There are a lot of people in our society that struggle with their weight. Whether the number on their clothes says small, medium, large, or deals with a single digit or double. No matter what the number says on the scale, almost everyone struggles when dealing with their number. However, matters only get worse for these individuals when they go out into the world. Some of the individuals that struggle the most are the ones that society likes to refer to as the "plus-sized" individuals.
These are the people that have to go out in their everyday lives and be surrounded by advertisements of society's idea of a "healthy" woman. When they walk into stores, they have to go to a different section of the store just to look for their size rather than just looking and searching through the clothes in every other section. No matter where these individuals go, they are constantly being separated and ostracized purely based on the weight alone. This separation only draws more attention to the bigger problem at hand. Our society does not want to be associated with plus-sized individuals so their result is to ridicule and marginalize these individuals, hoping that by doing so they disappear completely.
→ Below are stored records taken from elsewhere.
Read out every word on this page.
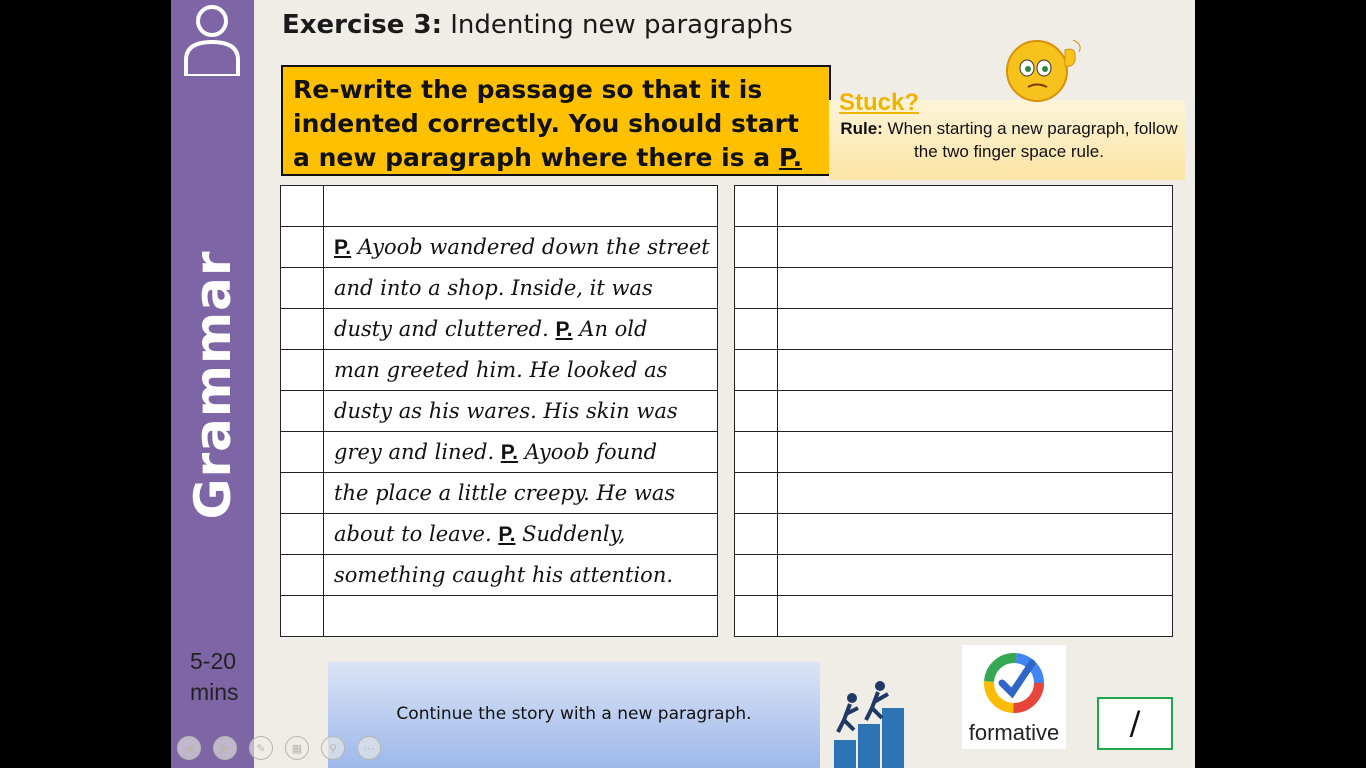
Grammar
5-20 mins
Exercise 3: Indenting new paragraphs
Re-write the passage so that it is indented correctly. You should start a new paragraph where there is a P.
Stuck?
Rule: When starting a new paragraph, follow the two finger space rule.

	P. Ayoob wandered down the street
	and into a shop. Inside, it was
	dusty and cluttered. P. An old
	man greeted him. He looked as
	dusty as his wares. His skin was
	grey and lined. P. Ayoob found
	the place a little creepy. He was
	about to leave. P. Suddenly,
	something caught his attention.

Continue the story with a new paragraph.
formative	/
◀	▶	✎	▦	⚲	⋯
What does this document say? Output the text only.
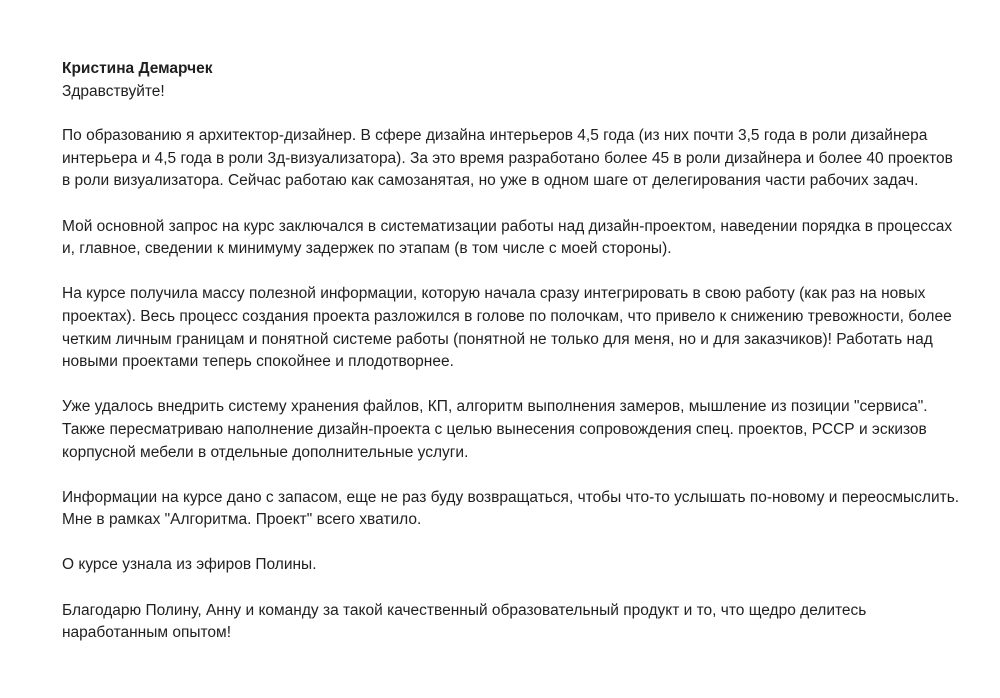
Кристина Демарчек

Здравствуйте!

По образованию я архитектор-дизайнер. В сфере дизайна интерьеров 4,5 года (из них почти 3,5 года в роли дизайнера интерьера и 4,5 года в роли 3д-визуализатора). За это время разработано более 45 в роли дизайнера и более 40 проектов в роли визуализатора. Сейчас работаю как самозанятая, но уже в одном шаге от делегирования части рабочих задач.

Мой основной запрос на курс заключался в систематизации работы над дизайн-проектом, наведении порядка в процессах и, главное, сведении к минимуму задержек по этапам (в том числе с моей стороны).

На курсе получила массу полезной информации, которую начала сразу интегрировать в свою работу (как раз на новых проектах). Весь процесс создания проекта разложился в голове по полочкам, что привело к снижению тревожности, более четким личным границам и понятной системе работы (понятной не только для меня, но и для заказчиков)! Работать над новыми проектами теперь спокойнее и плодотворнее.

Уже удалось внедрить систему хранения файлов, КП, алгоритм выполнения замеров, мышление из позиции "сервиса". Также пересматриваю наполнение дизайн-проекта с целью вынесения сопровождения спец. проектов, РССР и эскизов корпусной мебели в отдельные дополнительные услуги.

Информации на курсе дано с запасом, еще не раз буду возвращаться, чтобы что-то услышать по-новому и переосмыслить. Мне в рамках "Алгоритма. Проект" всего хватило.

О курсе узнала из эфиров Полины.

Благодарю Полину, Анну и команду за такой качественный образовательный продукт и то, что щедро делитесь наработанным опытом!
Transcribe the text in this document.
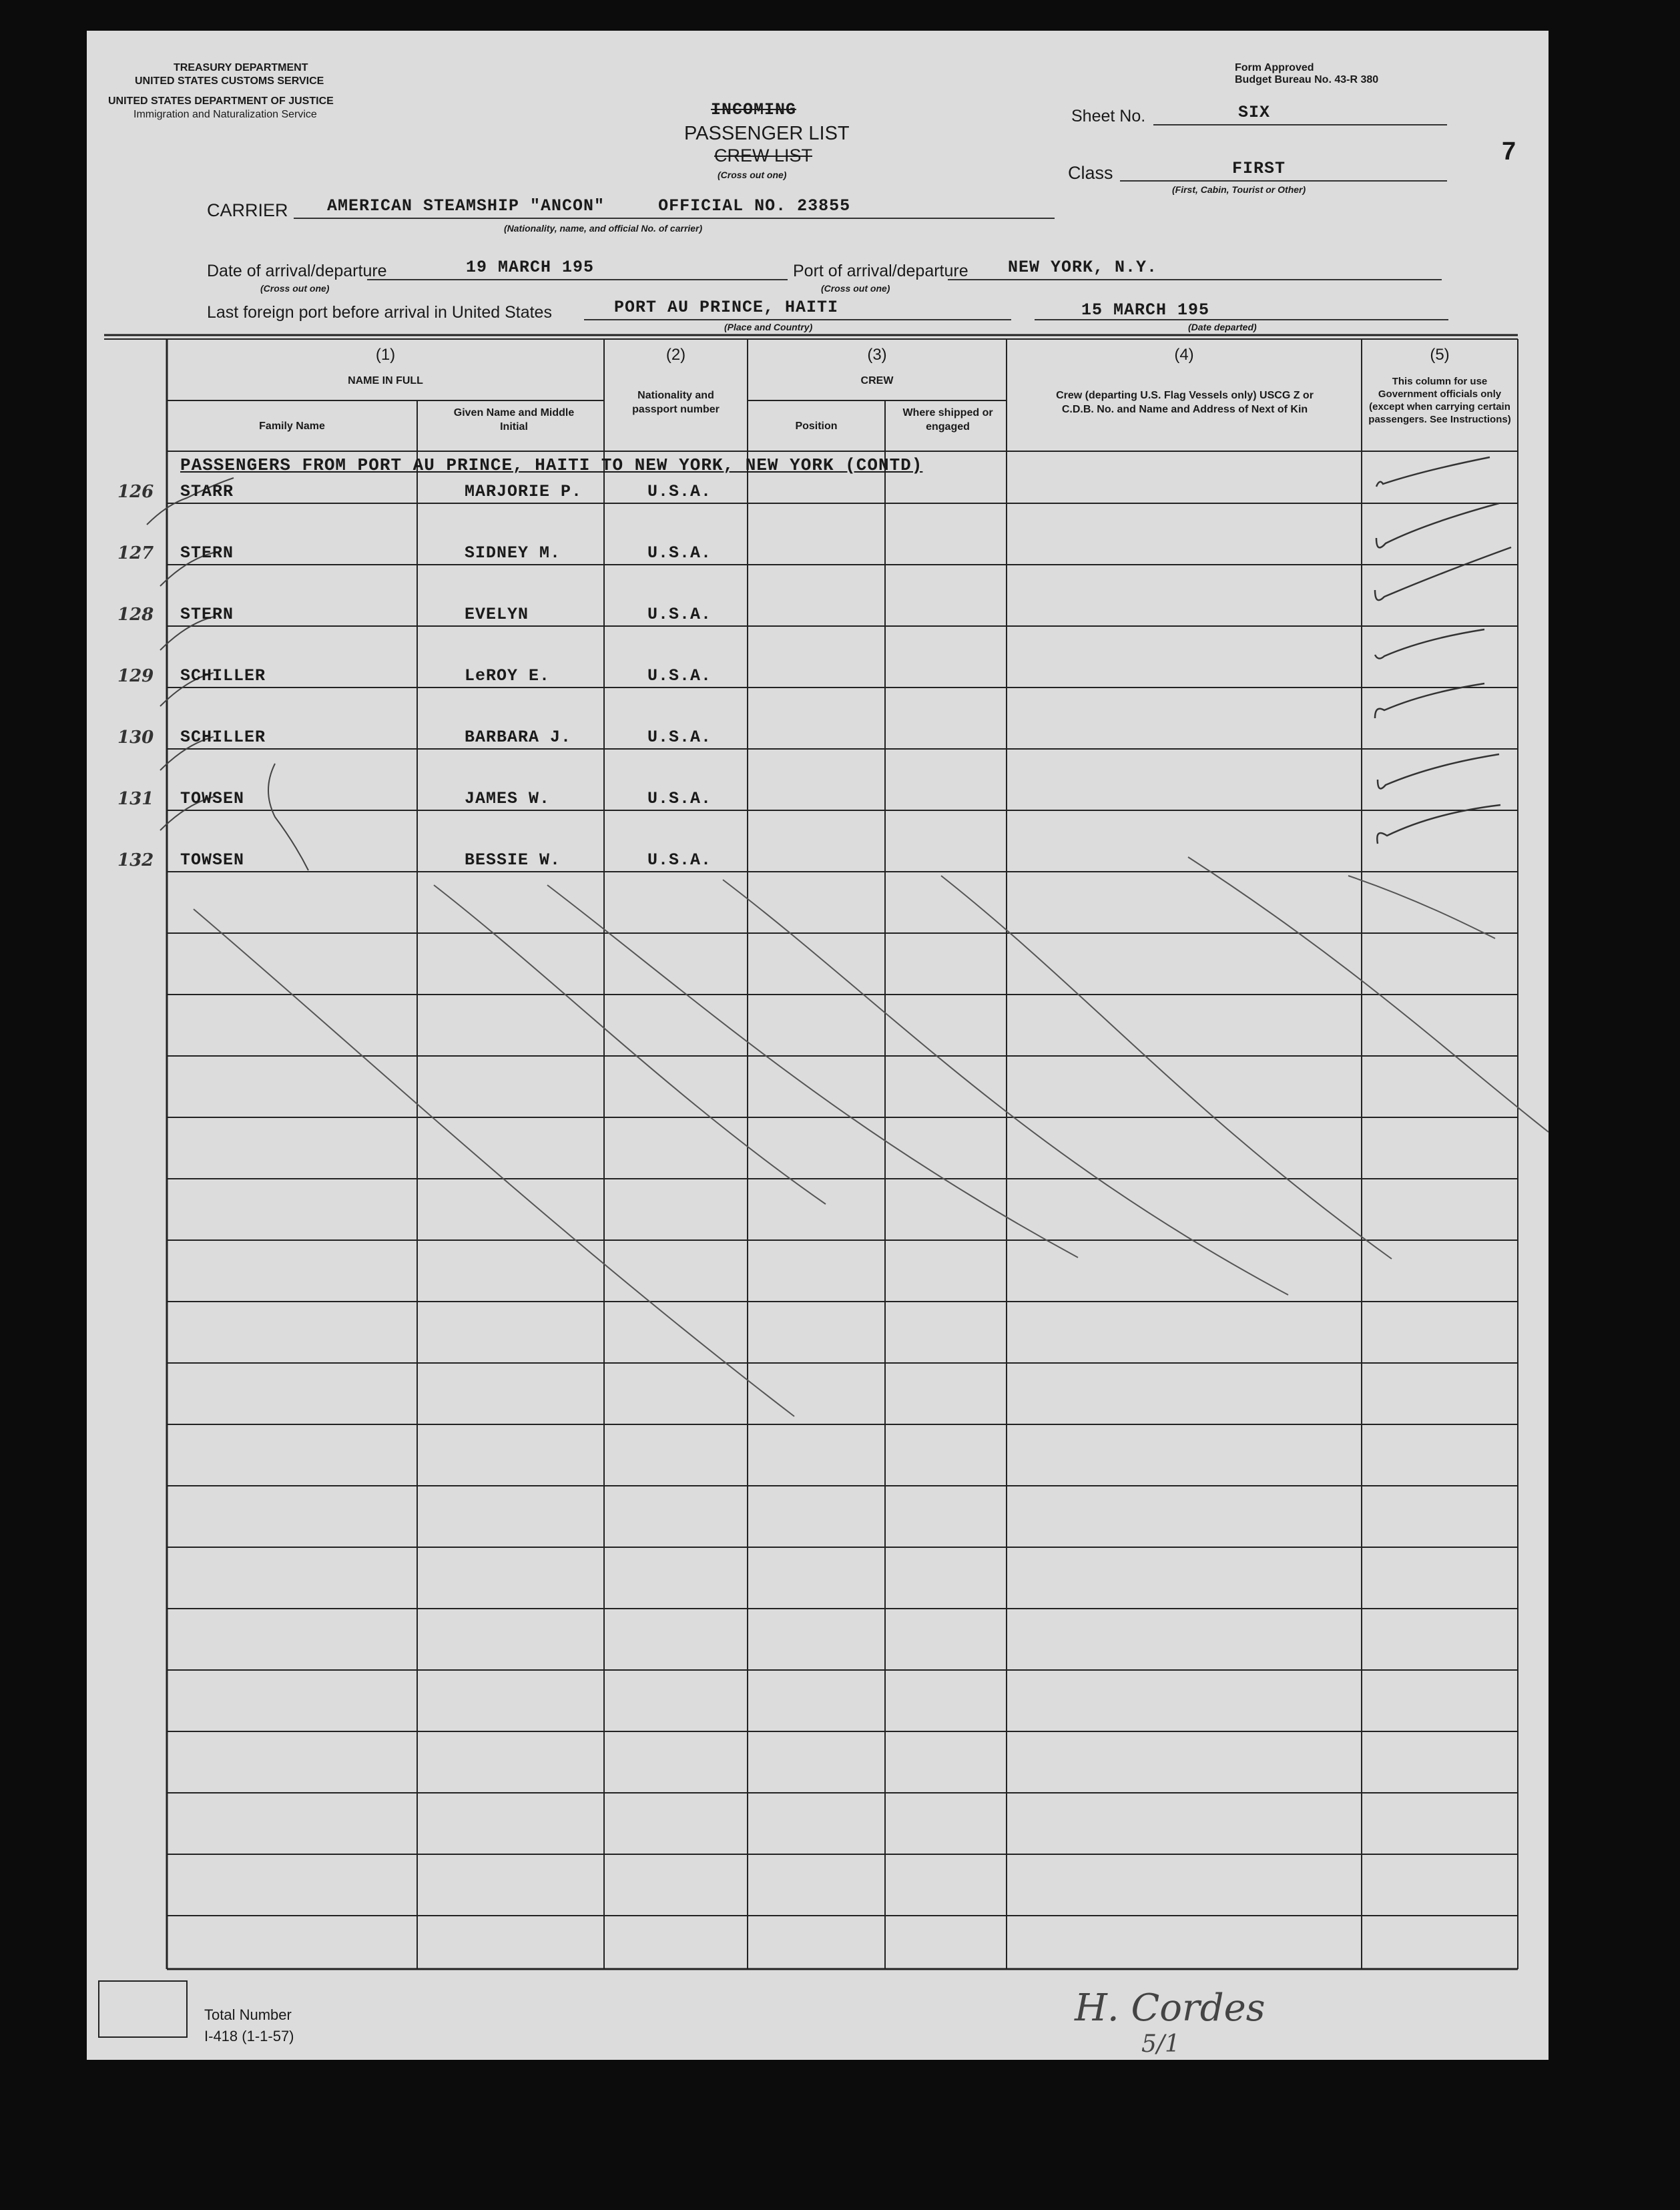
TREASURY DEPARTMENT
UNITED STATES CUSTOMS SERVICE
UNITED STATES DEPARTMENT OF JUSTICE
Immigration and Naturalization Service
Form Approved
Budget Bureau No. 43-R 380
INCOMING
PASSENGER LIST
CREW LIST
(Cross out one)
Sheet No.	SIX
Class	FIRST
(First, Cabin, Tourist or Other)
7
CARRIER AMERICAN STEAMSHIP "ANCON"     OFFICIAL NO. 23855
(Nationality, name, and official No. of carrier)
Date of arrival/departure	19 MARCH 195
(Cross out one)
Port of arrival/departure NEW YORK, N.Y.
(Cross out one)
Last foreign port before arrival in United States	PORT AU PRINCE, HAITI
(Place and Country)
15 MARCH 195
(Date departed)
(1)
NAME IN FULL
Family Name
Given Name and Middle Initial
(2)
Nationality and passport number
(3)
CREW
Position
Where shipped or engaged
(4)
Crew (departing U.S. Flag Vessels only) USCG Z or C.D.B. No. and Name and Address of Next of Kin
(5)
This column for use Government officials only (except when carrying certain passengers. See Instructions)
PASSENGERS FROM PORT AU PRINCE, HAITI TO NEW YORK, NEW YORK (CONTD)
126 STARR	MARJORIE P.	U.S.A.
127 STERN	SIDNEY M.	U.S.A.
128 STERN	EVELYN	U.S.A.
129 SCHILLER	LeROY E.	U.S.A.
130 SCHILLER	BARBARA J.	U.S.A.
131 TOWSEN	JAMES W.	U.S.A.
132 TOWSEN	BESSIE W.	U.S.A.
Total Number
I-418 (1-1-57)
H. Cordes
5/1
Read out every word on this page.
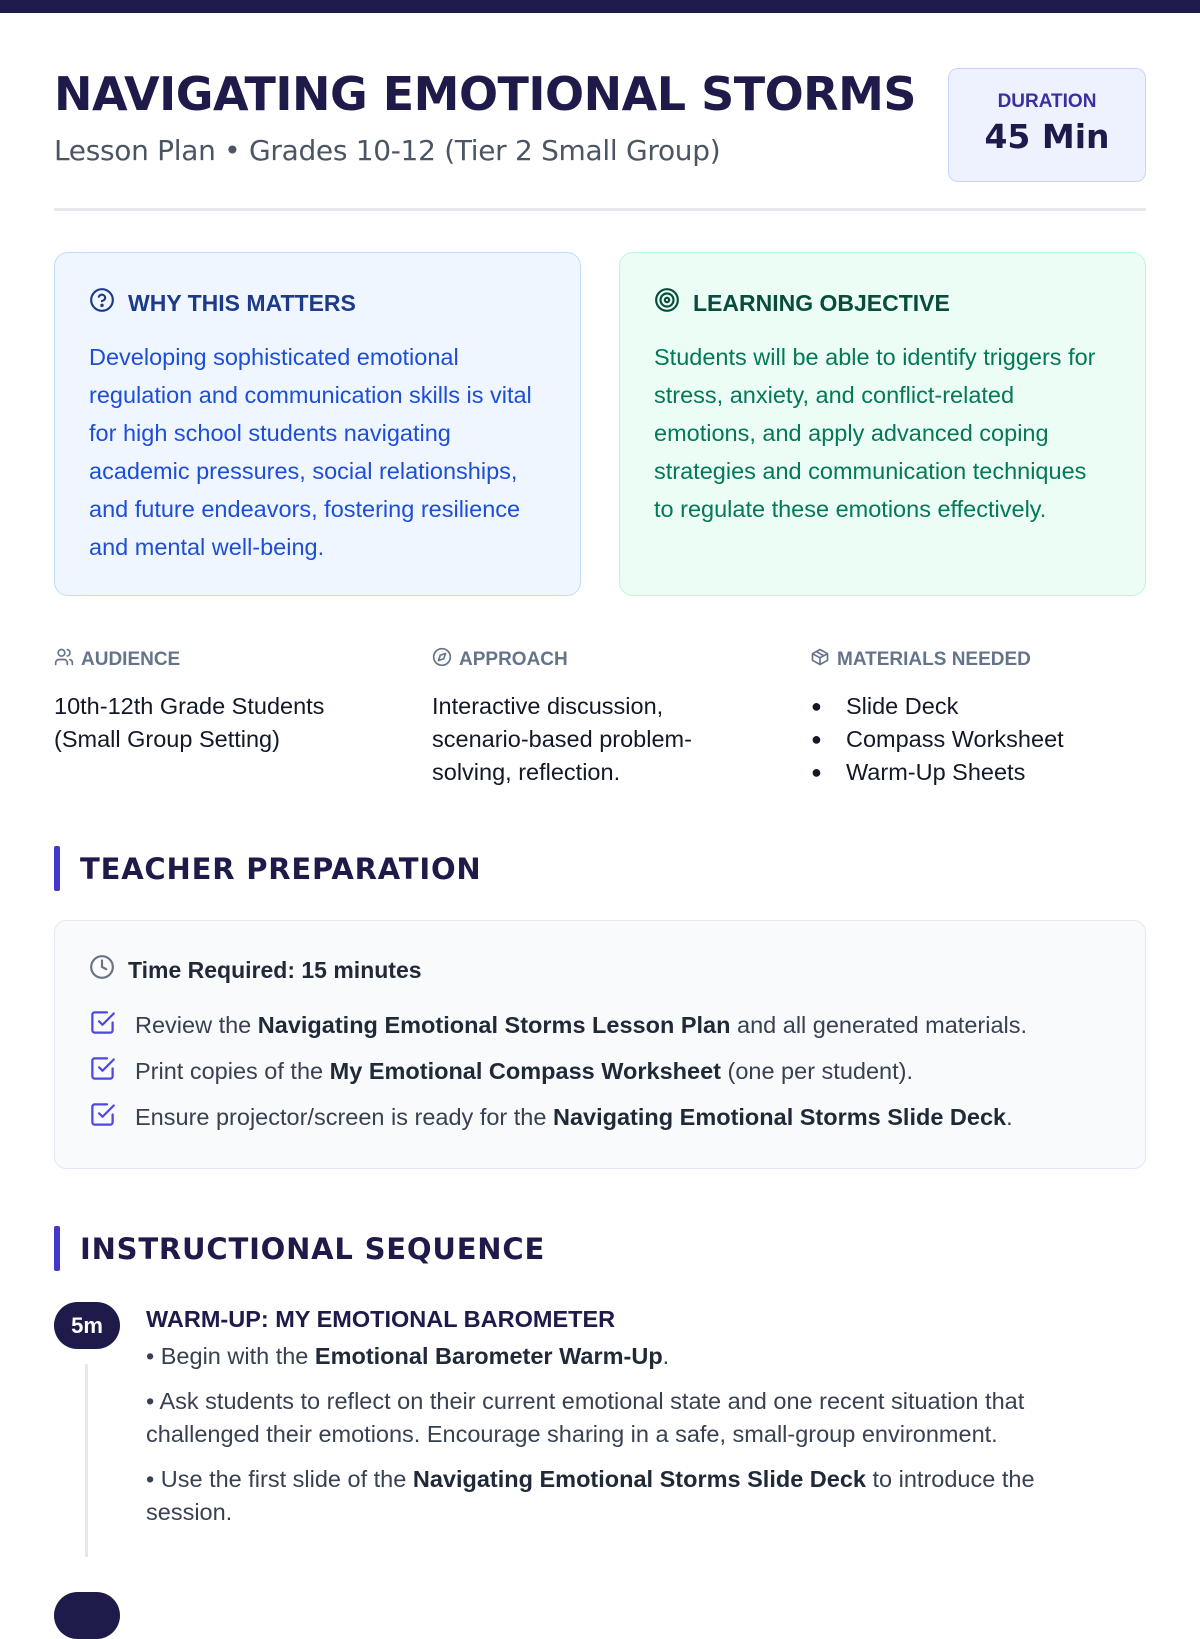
NAVIGATING EMOTIONAL STORMS
Lesson Plan • Grades 10-12 (Tier 2 Small Group)
DURATION
45 Min
WHY THIS MATTERS
Developing sophisticated emotional regulation and communication skills is vital for high school students navigating academic pressures, social relationships, and future endeavors, fostering resilience and mental well-being.
LEARNING OBJECTIVE
Students will be able to identify triggers for stress, anxiety, and conflict-related emotions, and apply advanced coping strategies and communication techniques to regulate these emotions effectively.
AUDIENCE
10th-12th Grade Students
(Small Group Setting)
APPROACH
Interactive discussion,
scenario-based problem-
solving, reflection.
MATERIALS NEEDED
●	Slide Deck
●	Compass Worksheet
●	Warm-Up Sheets
TEACHER PREPARATION
Time Required: 15 minutes
Review the Navigating Emotional Storms Lesson Plan and all generated materials.
Print copies of the My Emotional Compass Worksheet (one per student).
Ensure projector/screen is ready for the Navigating Emotional Storms Slide Deck.
INSTRUCTIONAL SEQUENCE
5m	WARM-UP: MY EMOTIONAL BAROMETER
• Begin with the Emotional Barometer Warm-Up.
• Ask students to reflect on their current emotional state and one recent situation that
challenged their emotions. Encourage sharing in a safe, small-group environment.
• Use the first slide of the Navigating Emotional Storms Slide Deck to introduce the
session.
One of the biggest examples of this kind of ridicule and abuse is the article written by journalist Tanya Gold in which she remarks that Nike's plus-sized mannequin was "heaving with fat" and "not ready for a run but on the way to a hip replacement". This type of treatment for plus-sized individuals is unacceptable. To ridicule a company that strives to be inclusive and accepting of all body types is similar to walking up to someone of a similar body type to the mannequin in question and call them "heaving with fat". This type of treatment in classifying anything above a size six as "extremely overweight" is what cause eating disorders so early on, especially in growing young women and children. Stop treating individuals who are not what society classifies as "skinny" to be any less healthy than the next person. Healthiness can come in all shapes and sizes, so telling women and men they can only be one type of way to be considered healthy and attractive to everyone else will only cause more problems than results.
Furthermore, there should be more brands like Nike that openly promote body positivity clothing and lines of clothes that work for any body type. Shouldn't individuals unhappy with their weight, or that just want to work out in general, be able to find appropriate and comfortable fitness wear in order to do so accordingly?
In order to stop the isolation of plus-sized individuals, there needs to be a lot of changes made across the board. Instead of separating plus-sized clothing, keep the same brands and style altogether in numerical order. Start showing more advertisements and displays of different body types and races. Visibility and equal representation is the first step in uniting people together.